Monday, February 21, 2011

Cameron in Egypt – the statesman emerges


It is usually the prerogative of the President of the United States, as the democratically-elected leader of the free world, to be the first to visit a nation emerging from oppression through revolution towards liberty. Failing that, one might expect the European Union’s High Representative for Foreign Affairs and Security Policy, unelected and accountable to no-one, to strut her stuff and pontificate hypocritically about the importance of democracy and human rights.

But yesterday David Cameron, the Prime Minister of the United Kingdom of Great Britain and Northern Ireland, stole the show and became the first world leader to visit Egypt and nudge the revolution towards democracy and civilian rule. The Spectator termed it the Prime Minister’s ‘Garibaldi moment’, noting that the Italian military leader is one of his great heroes, and that he admires Garibaldi’s ‘romantic nationalism'.
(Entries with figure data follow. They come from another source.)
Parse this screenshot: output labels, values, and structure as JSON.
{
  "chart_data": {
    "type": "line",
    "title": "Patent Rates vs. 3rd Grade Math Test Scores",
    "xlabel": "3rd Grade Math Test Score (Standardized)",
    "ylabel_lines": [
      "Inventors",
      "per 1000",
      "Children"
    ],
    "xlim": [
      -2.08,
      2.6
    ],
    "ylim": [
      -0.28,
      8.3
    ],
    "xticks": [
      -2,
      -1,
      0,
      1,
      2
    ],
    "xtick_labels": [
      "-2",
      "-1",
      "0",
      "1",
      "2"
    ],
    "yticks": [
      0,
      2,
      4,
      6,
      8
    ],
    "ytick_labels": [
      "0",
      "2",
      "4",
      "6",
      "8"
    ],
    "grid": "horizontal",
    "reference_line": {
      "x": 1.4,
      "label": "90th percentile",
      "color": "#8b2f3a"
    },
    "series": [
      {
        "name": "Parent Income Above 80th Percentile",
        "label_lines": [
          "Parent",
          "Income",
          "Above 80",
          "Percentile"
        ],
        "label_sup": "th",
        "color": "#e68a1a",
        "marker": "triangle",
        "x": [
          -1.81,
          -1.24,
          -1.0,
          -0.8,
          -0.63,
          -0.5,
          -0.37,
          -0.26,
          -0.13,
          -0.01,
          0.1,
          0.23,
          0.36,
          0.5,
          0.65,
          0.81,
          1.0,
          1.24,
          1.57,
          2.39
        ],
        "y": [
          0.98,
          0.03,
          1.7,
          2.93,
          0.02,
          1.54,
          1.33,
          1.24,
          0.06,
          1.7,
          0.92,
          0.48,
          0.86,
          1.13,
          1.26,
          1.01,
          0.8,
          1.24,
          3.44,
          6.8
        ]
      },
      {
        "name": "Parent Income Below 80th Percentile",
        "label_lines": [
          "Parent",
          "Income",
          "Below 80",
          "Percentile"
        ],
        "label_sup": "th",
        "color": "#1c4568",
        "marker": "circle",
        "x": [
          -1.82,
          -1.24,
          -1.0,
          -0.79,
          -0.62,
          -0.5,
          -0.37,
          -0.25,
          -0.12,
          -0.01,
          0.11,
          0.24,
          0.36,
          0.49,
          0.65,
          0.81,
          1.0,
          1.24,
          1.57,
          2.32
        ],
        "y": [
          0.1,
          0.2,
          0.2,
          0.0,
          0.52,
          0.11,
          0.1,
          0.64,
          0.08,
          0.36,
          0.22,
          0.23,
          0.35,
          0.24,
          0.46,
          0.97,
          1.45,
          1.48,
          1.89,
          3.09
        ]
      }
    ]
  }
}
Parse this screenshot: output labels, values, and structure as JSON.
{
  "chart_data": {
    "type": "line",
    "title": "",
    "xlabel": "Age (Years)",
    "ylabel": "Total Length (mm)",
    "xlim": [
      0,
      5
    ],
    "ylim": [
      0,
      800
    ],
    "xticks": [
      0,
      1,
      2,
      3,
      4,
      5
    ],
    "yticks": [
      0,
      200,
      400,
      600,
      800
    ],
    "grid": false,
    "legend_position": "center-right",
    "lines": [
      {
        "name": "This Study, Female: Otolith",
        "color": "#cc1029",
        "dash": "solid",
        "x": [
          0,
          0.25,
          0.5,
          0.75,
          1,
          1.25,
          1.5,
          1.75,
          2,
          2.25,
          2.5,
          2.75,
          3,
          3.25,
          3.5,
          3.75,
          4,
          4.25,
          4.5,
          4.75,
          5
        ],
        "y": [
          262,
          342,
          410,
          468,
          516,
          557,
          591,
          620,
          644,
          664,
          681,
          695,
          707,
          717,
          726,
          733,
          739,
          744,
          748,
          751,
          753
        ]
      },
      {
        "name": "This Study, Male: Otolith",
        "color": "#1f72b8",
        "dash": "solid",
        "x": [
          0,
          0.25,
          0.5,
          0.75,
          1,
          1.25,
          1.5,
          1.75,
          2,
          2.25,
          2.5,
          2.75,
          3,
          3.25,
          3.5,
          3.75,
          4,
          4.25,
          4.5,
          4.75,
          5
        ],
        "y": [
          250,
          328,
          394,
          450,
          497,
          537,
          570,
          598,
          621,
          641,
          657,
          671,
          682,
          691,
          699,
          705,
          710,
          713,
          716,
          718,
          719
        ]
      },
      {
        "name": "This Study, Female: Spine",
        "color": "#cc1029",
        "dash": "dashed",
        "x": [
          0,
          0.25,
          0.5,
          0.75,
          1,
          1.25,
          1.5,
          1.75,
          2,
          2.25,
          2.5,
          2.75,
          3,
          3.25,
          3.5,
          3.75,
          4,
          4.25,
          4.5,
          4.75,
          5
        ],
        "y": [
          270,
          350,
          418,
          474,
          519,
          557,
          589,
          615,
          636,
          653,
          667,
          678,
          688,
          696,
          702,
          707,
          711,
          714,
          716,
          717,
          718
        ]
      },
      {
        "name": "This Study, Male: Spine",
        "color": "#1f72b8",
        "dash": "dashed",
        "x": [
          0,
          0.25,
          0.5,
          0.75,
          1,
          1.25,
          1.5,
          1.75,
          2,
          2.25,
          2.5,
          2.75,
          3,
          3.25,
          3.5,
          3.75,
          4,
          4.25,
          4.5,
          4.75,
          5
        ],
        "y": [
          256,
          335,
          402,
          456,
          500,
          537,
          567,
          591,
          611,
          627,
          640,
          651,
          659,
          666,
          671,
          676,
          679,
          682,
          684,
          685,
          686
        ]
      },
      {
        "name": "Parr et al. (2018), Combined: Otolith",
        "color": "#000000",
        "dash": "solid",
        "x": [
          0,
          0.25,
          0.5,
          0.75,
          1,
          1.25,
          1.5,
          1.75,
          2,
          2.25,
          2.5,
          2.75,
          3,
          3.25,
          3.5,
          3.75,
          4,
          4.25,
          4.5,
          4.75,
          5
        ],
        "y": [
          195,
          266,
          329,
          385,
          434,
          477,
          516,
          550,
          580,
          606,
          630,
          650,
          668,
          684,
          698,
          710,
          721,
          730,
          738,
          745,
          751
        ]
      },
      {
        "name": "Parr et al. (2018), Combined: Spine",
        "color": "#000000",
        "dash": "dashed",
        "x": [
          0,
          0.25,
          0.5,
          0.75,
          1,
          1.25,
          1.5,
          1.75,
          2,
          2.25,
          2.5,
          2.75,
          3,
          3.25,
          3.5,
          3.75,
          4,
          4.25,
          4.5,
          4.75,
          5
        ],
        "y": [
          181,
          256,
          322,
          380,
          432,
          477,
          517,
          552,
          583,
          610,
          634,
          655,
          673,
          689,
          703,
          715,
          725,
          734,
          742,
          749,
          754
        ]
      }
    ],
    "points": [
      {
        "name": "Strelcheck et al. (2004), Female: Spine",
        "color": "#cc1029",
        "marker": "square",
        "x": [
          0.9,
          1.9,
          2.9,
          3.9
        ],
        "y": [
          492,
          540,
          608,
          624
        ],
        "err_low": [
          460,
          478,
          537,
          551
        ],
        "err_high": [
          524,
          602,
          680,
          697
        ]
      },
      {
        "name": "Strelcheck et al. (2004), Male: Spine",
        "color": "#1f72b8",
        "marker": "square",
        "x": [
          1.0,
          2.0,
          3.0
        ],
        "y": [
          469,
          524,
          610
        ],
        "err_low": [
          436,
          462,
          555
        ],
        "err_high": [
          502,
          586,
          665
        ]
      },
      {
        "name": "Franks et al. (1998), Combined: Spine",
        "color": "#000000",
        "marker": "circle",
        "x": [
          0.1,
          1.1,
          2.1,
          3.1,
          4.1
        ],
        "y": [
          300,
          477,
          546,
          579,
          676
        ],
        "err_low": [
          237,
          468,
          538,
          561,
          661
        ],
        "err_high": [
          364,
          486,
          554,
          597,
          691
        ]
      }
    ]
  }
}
While His Grace prefers muscular patriotism, the Prime Minister is to be credited with putting his foreign policy where his Munich speech was, for he pointedly snubbed the Muslim Brotherhood, saying he wanted young people to see there was an alternative to ‘extreme Islamist opposition’. Which is just as well, considering the Brotherhood’s new-found messiah Sheikh Yusuf al-Qaradawi yesterday called for the immediate assassination of Colonel Gaddafi.

Fatwa foreign policy doesn’t augur well for an Egypt under the aegis of the Brotherhood.

Mr Cameron’s leadership in the Middle East is that of the statesman, not the salesman; it is born of democratic conviction, not superficial sophistry. So let us today thank God that someone is answering the prayers of President Obama, ‘...that violence in Egypt will end, and the rights and aspirations of the Egyptian people will be realised’.

Because Baroness Ashton isn’t listening to the still small voice.

But she probably wouldn’t notice the hurricane either.

We must pray for the rulers and people of Egypt, and of Bahrain, and of Libya. And hope that David Cameron’s new-found ethical foreign policy shines a little light into the region’s troubled darkness and despair.

It’s just a great pity - a truly (and literally) great shame - that he has allowed his righteous mission to be muddled with mutterings of murky arms sales. There’s no point planning a coup de théâtre if you’re going to allow your climactic moment of soliloquy to be upstaged by spear carriers: it is a poor director who allows the bit-part players to steal the spotlight from the protagonist.

For all the talk of a much-strengthened and more-focused backroom team at No10 of political movers and strategic shakers, where is the stage manager? Where is the mise-en-scène? Where is the intuitive communication? Where is the conceptual coherence?

Sell arms, if you have to, on the back of promises not to repress a population.

But remember that such promises are regularly broken with impunity: when you sell bombs and bullets to Middle East dictators, Arab autocrats and military juntas, they have a habit of being used to snuff out the lives of those who yearn for democracy and dream of liberty. And so the hopes of freedom of speech, freedom of expression, freedom of religion and freedom of association are sacrificed on the altar of national trade interests. If the price of job creation back home is a few martyrs to shari’a and executions under Islamic blasphemy laws, it seems to be a price worth paying.

Michael Burleigh in the Mail quotes Edmund Burke, who warned that ‘very plausible schemes, with very pleasing commencements, have often shameful and lamentable consequences’.

He who lives by the sword, and all that.

Blessed are the peacemakers, certainly.

But it is more blessed to give democracy than to receive defence procurement contracts.

And even more blessed to have the nous not to permit the one to be conflated or confused with the other.